Reference Task#

A flytekit.reference_task() references the Flyte tasks that have already been defined, serialized, and registered. You can reference tasks from other projects and create a workflow that uses tasks declared by others. These tasks can be in their own containers, python runtimes, flytekit versions, and even different languages.

This example demonstrates the usage of reference tasks.

Note

Reference tasks cannot be run locally. You must mock them out.

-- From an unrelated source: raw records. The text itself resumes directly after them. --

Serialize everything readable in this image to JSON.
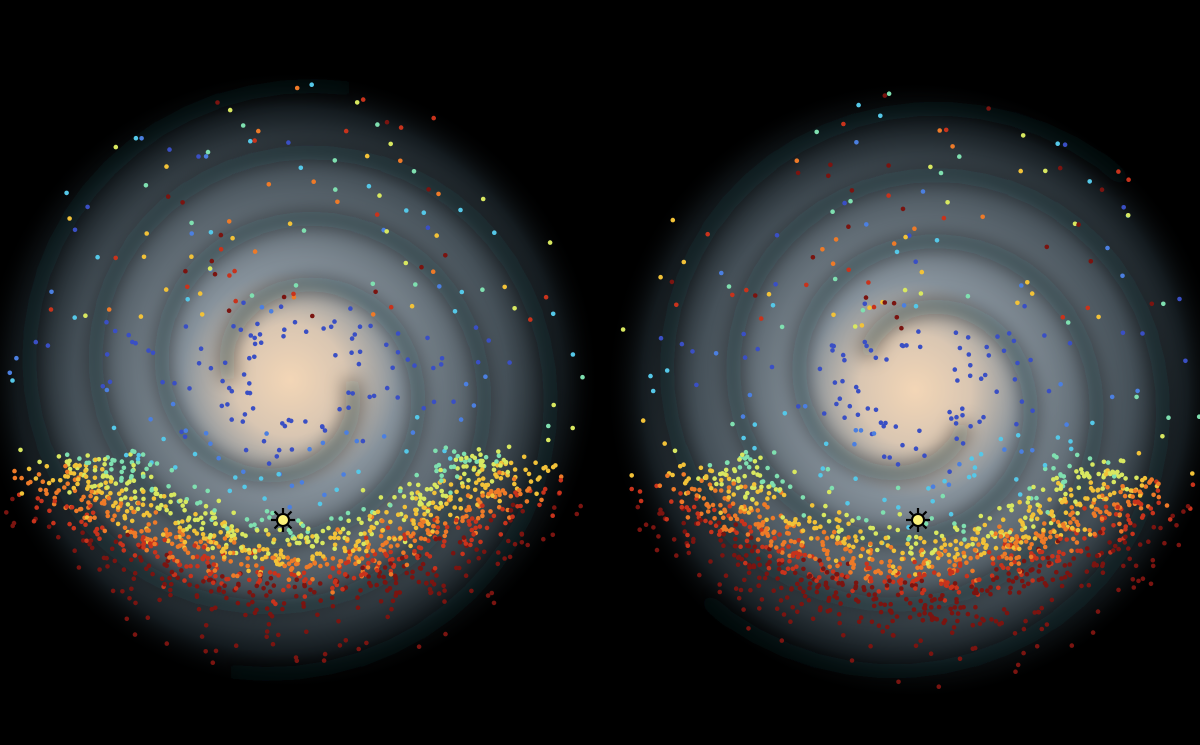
{
  "background_color": "#000000",
  "galaxy_colors": {
    "core": "#f3d6b6",
    "disk": "#8e9aa4",
    "halo": "#1c262c"
  },
  "colormap": [
    "#3a4fc4",
    "#4b7fe0",
    "#55c8e8",
    "#7fe0b0",
    "#d8e860",
    "#f2c238",
    "#ee7a28",
    "#c8331c",
    "#7a1410"
  ],
  "panels": [
    {
      "name": "left",
      "marker_icon": "sun-icon"
    },
    {
      "name": "right",
      "marker_icon": "sun-icon"
    }
  ]
}
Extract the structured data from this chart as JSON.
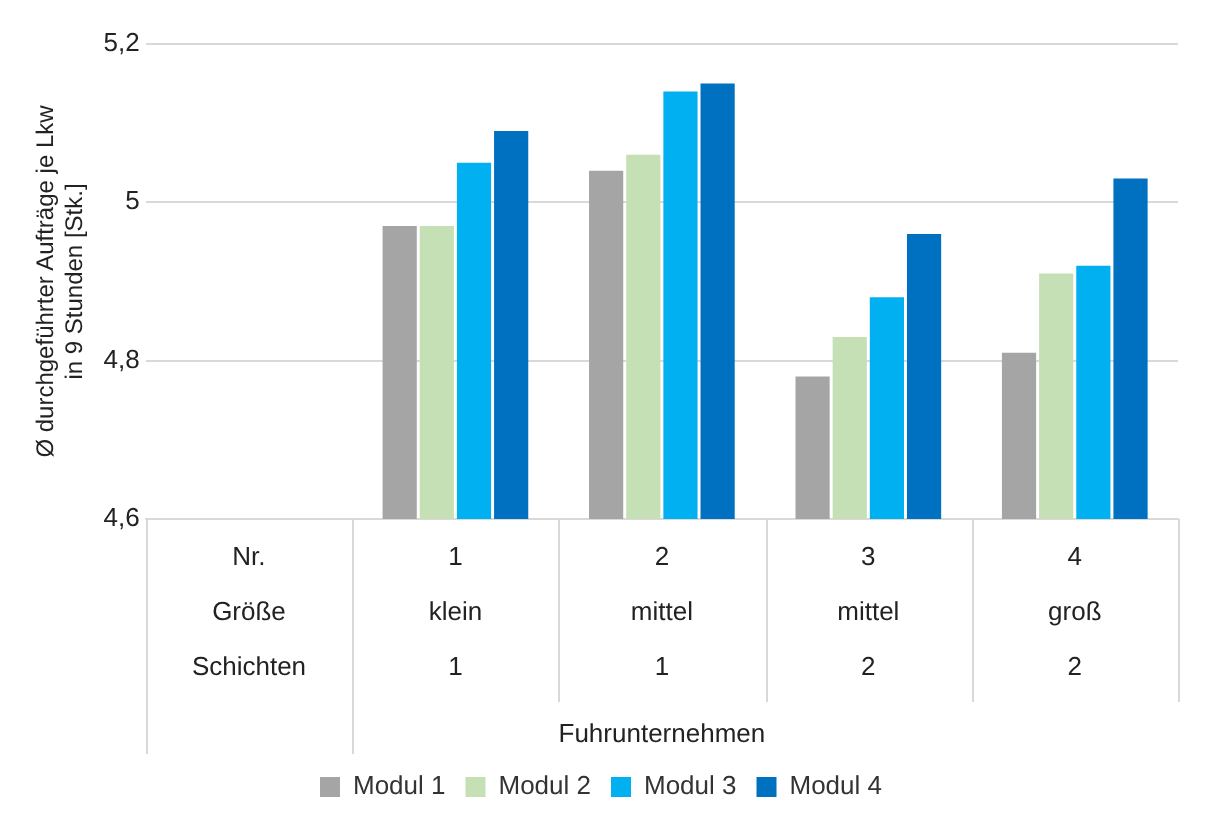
{
  "chart_data": {
    "type": "bar",
    "ylabel": "Ø durchgeführter Aufträge je Lkw\nin 9 Stunden [Stk.]",
    "xlabel": "Fuhrunternehmen",
    "categories": [
      "Nr.\nGröße\nSchichten",
      "1\nklein\n1",
      "2\nmittel\n1",
      "3\nmittel\n2",
      "4\ngroß\n2"
    ],
    "series": [
      {
        "name": "Modul 1",
        "color": "#a5a5a5",
        "values": [
          null,
          4.97,
          5.04,
          4.78,
          4.81
        ]
      },
      {
        "name": "Modul 2",
        "color": "#c5e0b4",
        "values": [
          null,
          4.97,
          5.06,
          4.83,
          4.91
        ]
      },
      {
        "name": "Modul 3",
        "color": "#00b0f0",
        "values": [
          null,
          5.05,
          5.14,
          4.88,
          4.92
        ]
      },
      {
        "name": "Modul 4",
        "color": "#0070c0",
        "values": [
          null,
          5.09,
          5.15,
          4.96,
          5.03
        ]
      }
    ],
    "ylim": [
      4.6,
      5.2
    ],
    "yticks": [
      {
        "value": 4.6,
        "label": "4,6"
      },
      {
        "value": 4.8,
        "label": "4,8"
      },
      {
        "value": 5,
        "label": "5"
      },
      {
        "value": 5.2,
        "label": "5,2"
      }
    ],
    "grid": "y",
    "legend": "bottom"
  }
}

First, let’s import the dependencies.

from typing import List

from flytekit import reference_task, workflow
from flytekit.types.file import FlyteFile

We define a reference_task by importing the rotate() function.

@reference_task(
    project="flytesnacks",
    domain="development",
    name="core.flyte_basics.files.normalize_columns",
    version="{{ registration.version }}",
)
def normalize_columns(
    csv_url: FlyteFile,
    column_names: List[str],
    columns_to_normalize: List[str],
    output_location: str,
) -> FlyteFile:
    ...

Note

The Macro {{ registration.version }} is filled during the registration time by flytectl register. This is usually not required for reference tasks; you should ideally bind to a specific version of the entity – task / launchplan. But in the case of this example, we are registering both the actual task core.flyte_basics.files.rotate and the workflow that references it. Thus we want it to actually be updated to the version of a specific release of Flytesnacks. This is why we use the {{ registration.version }} macro.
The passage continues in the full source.